Today, metal parts manufacturers frequently change the properties of metal by applying heat treating. These processes permit the modification of the physical characteristics of steel, for instance. Heat treating in general involves the use of heating or cooling.
The Heat Treating Process
The process of heat treating varies. Important factors include:
- The metal undergoing heat treating;
- The maximum temperature;
- The duration of heating;
- The speed of cooling;
- The initial cooling temperature.
In general, heat treating hardens metal parts. This process may ultimately impact other properties of the metal work piece also. Some modifications include ductility, strength, toughness, the presence of internal stresses and the ability to withstand machining without fracturing or growing brittle.
Since heat treating sometimes changes the interior grains of the constituent metal, industrial manufacturers must exercise great care in obtaining desired results through the application of this process. Usually, a metallurgist will examine the interior of a sample work piece carefully on a microscopic level.
Common Heat Treatments
Over the centuries, metal manufacturers have developed a number of heat treating technologies. These include quenching, annealing, case hardening, induction hardening, normalizing and tempering.
Quenching involves cooling a hot metal part very quickly in order to enhance hardness. Rapid cooling impacts the structure of the metal at a microscopic level.
Typically metal manufacturers heat metals to high temperatures and then quench them in a bath of liquids, such as water or oil. Some production facilities substitute inert gases for liquid baths. Quenching sometimes generates brittle parts unless combined with tempering.
Hard metal parts result from the process of quenching.
Metal fabricators use quenching to generate hardened metal parts, including gears.
During annealing, a metal manufacturer softens metal to obtain greater ductility.
Softening occurs by re-heating metal above the indicated temperature for re-crystallization for a designated period of time before cooling.
This process enhances the ductility of many types of metal, including silver, brass, steel and copper.
Annealing occurs extensively in the semiconductor and electronics industry.
Case hardening generates hard, wear-resistant surfaces. It's used widely today.
Typically case hardening relies upon carburizing or nitriding in conjunction with a heat source to toughen exterior surfaces through the diffusion of carbon or nitrogen atoms.
Modern case hardening occurs under highly controlled conditions.
This process helps produce gears, cams and cylinder sleeves.
Manufacturers employ electromagnetic currents to produce hardened metal surfaces.
An induction coil typically surrounds a work piece.
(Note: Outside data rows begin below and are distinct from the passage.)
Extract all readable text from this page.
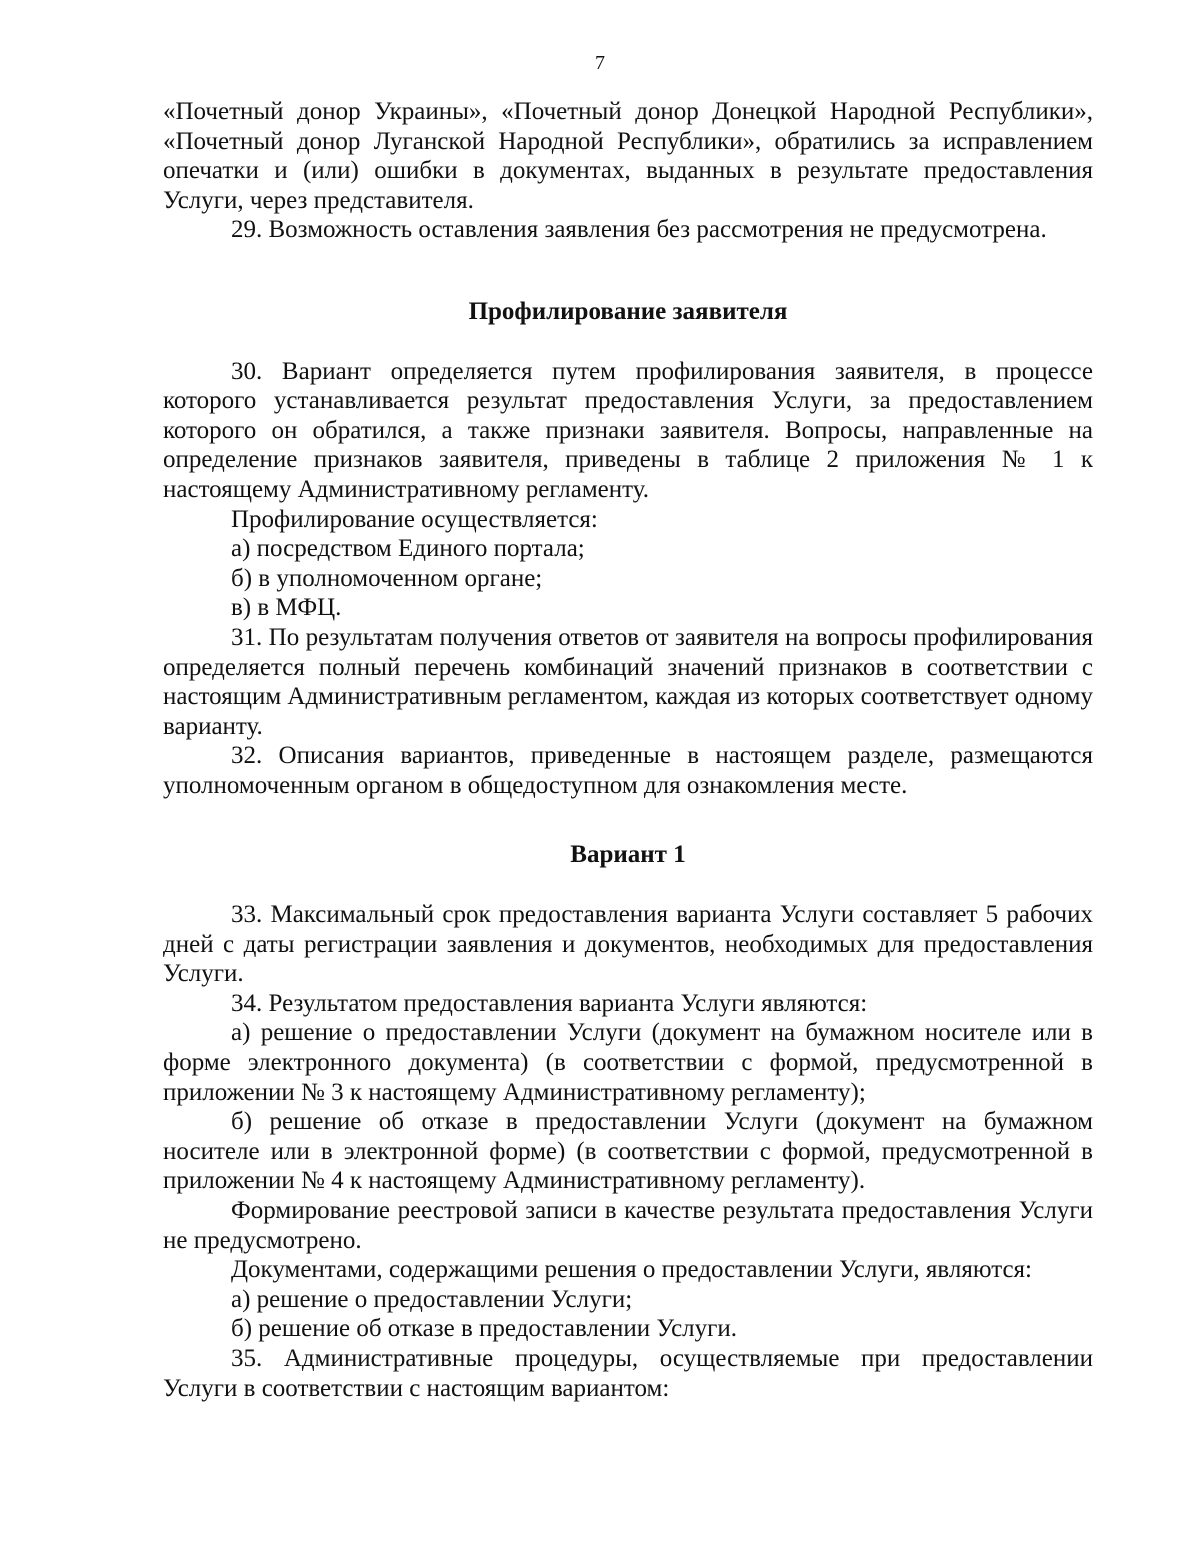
7

«Почетный донор Украины», «Почетный донор Донецкой Народной Республики», «Почетный донор Луганской Народной Республики», обратились за исправлением опечатки и (или) ошибки в документах, выданных в результате предоставления Услуги, через представителя.

29. Возможность оставления заявления без рассмотрения не предусмотрена.

Профилирование заявителя

30. Вариант определяется путем профилирования заявителя, в процессе которого устанавливается результат предоставления Услуги, за предоставлением которого он обратился, а также признаки заявителя. Вопросы, направленные на определение признаков заявителя, приведены в таблице 2 приложения № 1 к настоящему Административному регламенту.

Профилирование осуществляется:

а) посредством Единого портала;

б) в уполномоченном органе;

в) в МФЦ.

31. По результатам получения ответов от заявителя на вопросы профилирования определяется полный перечень комбинаций значений признаков в соответствии с настоящим Административным регламентом, каждая из которых соответствует одному варианту.

32. Описания вариантов, приведенные в настоящем разделе, размещаются уполномоченным органом в общедоступном для ознакомления месте.

Вариант 1

33. Максимальный срок предоставления варианта Услуги составляет 5 рабочих дней с даты регистрации заявления и документов, необходимых для предоставления Услуги.

34. Результатом предоставления варианта Услуги являются:

а) решение о предоставлении Услуги (документ на бумажном носителе или в форме электронного документа) (в соответствии с формой, предусмотренной в приложении № 3 к настоящему Административному регламенту);

б) решение об отказе в предоставлении Услуги (документ на бумажном носителе или в электронной форме) (в соответствии с формой, предусмотренной в приложении № 4 к настоящему Административному регламенту).

Формирование реестровой записи в качестве результата предоставления Услуги не предусмотрено.

Документами, содержащими решения о предоставлении Услуги, являются:

а) решение о предоставлении Услуги;

б) решение об отказе в предоставлении Услуги.

35. Административные процедуры, осуществляемые при предоставлении Услуги в соответствии с настоящим вариантом:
It heats the metal.
This process occurs in mass-production settings.
This process hardens auto axles.
Normalization involves the annealing of ferrous alloys.
The re-heating usually occurs at very elevated temperatures.
Normalizing will reduce brittleness, making metal parts less likely to fracture.
Steel parts requiring extensive machining often benefit from normalization.
Tempering can soften metal after hardening in order to reduce brittleness.
During tempering, a metal fabricator re-heats metals, often to very high temperatures, then allows the work pieces to cool gradually for a designated period. The temperatures utilized during tempering vary based upon the component.
Tempering decreases brittleness.
Springs and metal tools often undergo tempering.
Heat Treating Applications and Benefits
Heat treating metal components offers numerous benefits. These include hardening and softening metals to enhance wear resistance and reduce brittleness. In many circumstances, heat treated parts last for longer periods of time and resist corrosion in harsh environments more effectively. Softening enables manufacturers to alleviate interior stresses.
Industrial metal parts manufacturers employ two processes very widely to achieve metal softening: annealing and tempering. Softening typically helps decrease the hardness and brittleness of a work piece. It tends to increase ductility by reducing interior stresses which might cause strain or fracturing.
Overall, this stress relieving process usually increases the toughness of metal. It may also further refine interior grain structures and, in some cases, modify the electromagnetic properties of the constituent metal.
Some metal heat treating processes, such as case hardening and induction hardening, enhance the hardness of metal work pieces. Metal parts manufacturers may employ these processes in order to improve a component's strength and wear properties. For instance, engine gear manufacturers often harden the metal in order to augment a component's ability to withstand a lot of friction and stress during daily operations.
The specific metal hardening process can make a significant difference in the costs and manufacturing resources required. For instance, case hardening usually relies upon a continuous heat source, such as a blast furnace. By contrast, induction hardening utilizes an electromagnetic current during heating.
Heat treating may alter other properties of a metal in addition to impacting hardness or softness. In the past, manufacturers have employed these processes to augment stress relieving properties of parts intended for use in harsh environments, for instance. Softening usually makes a part less brittle and more resilient.
Companies sometimes employ heat treating during the finishing stages in order to enhance the anticipated lifespan of a metal component. For example, heat treating may improve the metal's internal stress relieving capabilities. Softening hard metal parts promotes greater toughness.